In honor of National Vocation Awareness Week, we’re sharing the stories of some of our Missionaries’ vocational call.

When Fr. Ken Schroeder, C.PP.S., talks about the qualities of a good priest, he has a specific quality in mind. “I look for a strong kid. I sort of like the rough-and-tumble guys, guys who remind me of myself,” said Fr. Ken, who over the years has talked with many young people about a vocation to the religious life.

Throughout his life as a priest, Fr. Ken has drawn many people, young and old, closer to the light of Christ. He particularly loves to encourage young people and is not shy about giving them a little encouragement, a pat on the back or a friendly shove in the right direction, just when they need it the most.

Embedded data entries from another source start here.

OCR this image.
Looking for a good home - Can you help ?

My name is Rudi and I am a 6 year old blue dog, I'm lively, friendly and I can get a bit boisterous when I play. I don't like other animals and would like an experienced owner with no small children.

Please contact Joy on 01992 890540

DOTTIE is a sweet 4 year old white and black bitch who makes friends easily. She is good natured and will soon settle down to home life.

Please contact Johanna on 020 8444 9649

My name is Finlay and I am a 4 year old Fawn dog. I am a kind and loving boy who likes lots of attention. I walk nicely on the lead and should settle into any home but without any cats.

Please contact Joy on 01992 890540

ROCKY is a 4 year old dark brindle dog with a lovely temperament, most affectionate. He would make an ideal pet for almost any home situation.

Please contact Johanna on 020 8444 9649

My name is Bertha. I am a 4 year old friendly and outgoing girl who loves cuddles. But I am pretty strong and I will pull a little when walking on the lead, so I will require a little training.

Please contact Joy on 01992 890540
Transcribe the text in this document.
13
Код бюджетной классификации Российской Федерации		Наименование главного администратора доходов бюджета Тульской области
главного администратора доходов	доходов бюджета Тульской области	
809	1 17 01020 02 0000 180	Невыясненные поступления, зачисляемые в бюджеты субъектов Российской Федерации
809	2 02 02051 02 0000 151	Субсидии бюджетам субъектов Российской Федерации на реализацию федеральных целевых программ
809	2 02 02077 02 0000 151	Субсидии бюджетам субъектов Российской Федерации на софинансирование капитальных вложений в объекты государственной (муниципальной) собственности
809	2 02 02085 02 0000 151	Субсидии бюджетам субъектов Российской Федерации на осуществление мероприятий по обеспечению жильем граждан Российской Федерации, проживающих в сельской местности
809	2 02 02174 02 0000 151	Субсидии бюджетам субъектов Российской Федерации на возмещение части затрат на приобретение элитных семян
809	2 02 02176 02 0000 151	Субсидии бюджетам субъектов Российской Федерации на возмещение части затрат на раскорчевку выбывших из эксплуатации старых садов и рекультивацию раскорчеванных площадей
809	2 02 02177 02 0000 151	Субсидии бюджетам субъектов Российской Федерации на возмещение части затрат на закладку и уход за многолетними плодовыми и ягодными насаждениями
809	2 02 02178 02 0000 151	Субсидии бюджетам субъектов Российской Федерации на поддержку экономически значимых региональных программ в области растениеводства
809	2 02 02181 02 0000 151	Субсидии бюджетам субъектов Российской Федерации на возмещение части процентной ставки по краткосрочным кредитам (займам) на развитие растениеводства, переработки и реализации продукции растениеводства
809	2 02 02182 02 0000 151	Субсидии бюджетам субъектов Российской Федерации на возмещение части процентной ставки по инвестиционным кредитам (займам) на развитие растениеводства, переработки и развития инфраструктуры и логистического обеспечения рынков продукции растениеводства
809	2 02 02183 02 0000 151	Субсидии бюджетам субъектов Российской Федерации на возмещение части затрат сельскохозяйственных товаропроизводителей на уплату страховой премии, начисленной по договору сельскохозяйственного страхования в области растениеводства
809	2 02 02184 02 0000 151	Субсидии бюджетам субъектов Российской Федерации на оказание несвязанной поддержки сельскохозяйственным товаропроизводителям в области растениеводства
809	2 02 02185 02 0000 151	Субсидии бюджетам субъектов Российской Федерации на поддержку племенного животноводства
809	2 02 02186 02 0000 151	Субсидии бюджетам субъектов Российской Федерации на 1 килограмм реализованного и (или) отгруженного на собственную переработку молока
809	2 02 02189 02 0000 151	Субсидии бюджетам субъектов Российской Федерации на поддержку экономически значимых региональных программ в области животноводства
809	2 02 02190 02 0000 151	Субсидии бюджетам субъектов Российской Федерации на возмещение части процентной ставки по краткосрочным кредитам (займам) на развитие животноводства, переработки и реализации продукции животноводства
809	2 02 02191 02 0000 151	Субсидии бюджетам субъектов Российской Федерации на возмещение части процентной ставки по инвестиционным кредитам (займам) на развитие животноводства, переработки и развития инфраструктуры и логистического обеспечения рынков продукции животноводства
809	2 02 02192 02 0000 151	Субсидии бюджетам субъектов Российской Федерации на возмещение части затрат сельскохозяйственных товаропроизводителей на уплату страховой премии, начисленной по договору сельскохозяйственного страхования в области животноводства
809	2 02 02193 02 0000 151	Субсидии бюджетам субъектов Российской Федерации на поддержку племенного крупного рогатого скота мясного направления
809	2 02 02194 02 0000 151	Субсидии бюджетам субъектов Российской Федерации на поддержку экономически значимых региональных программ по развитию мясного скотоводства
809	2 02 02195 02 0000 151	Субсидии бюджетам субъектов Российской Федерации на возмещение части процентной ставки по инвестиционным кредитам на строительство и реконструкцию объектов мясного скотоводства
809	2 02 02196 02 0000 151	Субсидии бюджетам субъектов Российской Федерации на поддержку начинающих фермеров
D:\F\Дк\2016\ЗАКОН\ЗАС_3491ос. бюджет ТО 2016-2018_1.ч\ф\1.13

He delights in telling his own vocation story, because it still amazes him that he became a Missionary of the Precious Blood. A lively boy who would rather be anywhere but in a classroom, he was with his best friend, Don, on a country road not far from his home in Ottawa, Ohio. “We were riding our bikes back from the Columbus Grove swimming pool when Don turned to me and said, ‘Hey, Kenny, let’s stop at our homes and tell our parents that we’re going off to the seminary.’ I almost fell off my bike,” Fr. Ken said.

Becoming a priest was Don’s dream, not his. Still, the pair arrived at Brunnerdale, a high school seminary then operated by the Missionaries of the Precious Blood in Canton, Ohio, on September 1, 1951. Ken soon found himself in over his head. “We went to school six days a week at Brunnerdale, and I hated school,” he said. “Don hated it even more. After two weeks he came to me and said, ‘I’m going home. I’ve gotten you this far – now you’re on your own.’”

Fr. Ken still can’t explain what kept him at Brunnerdale (which he grew to love) and then through the major seminary to his ordination in 1965. “I still ask ‘Why, Lord?’ But I can’t imagine doing anything else,” he said.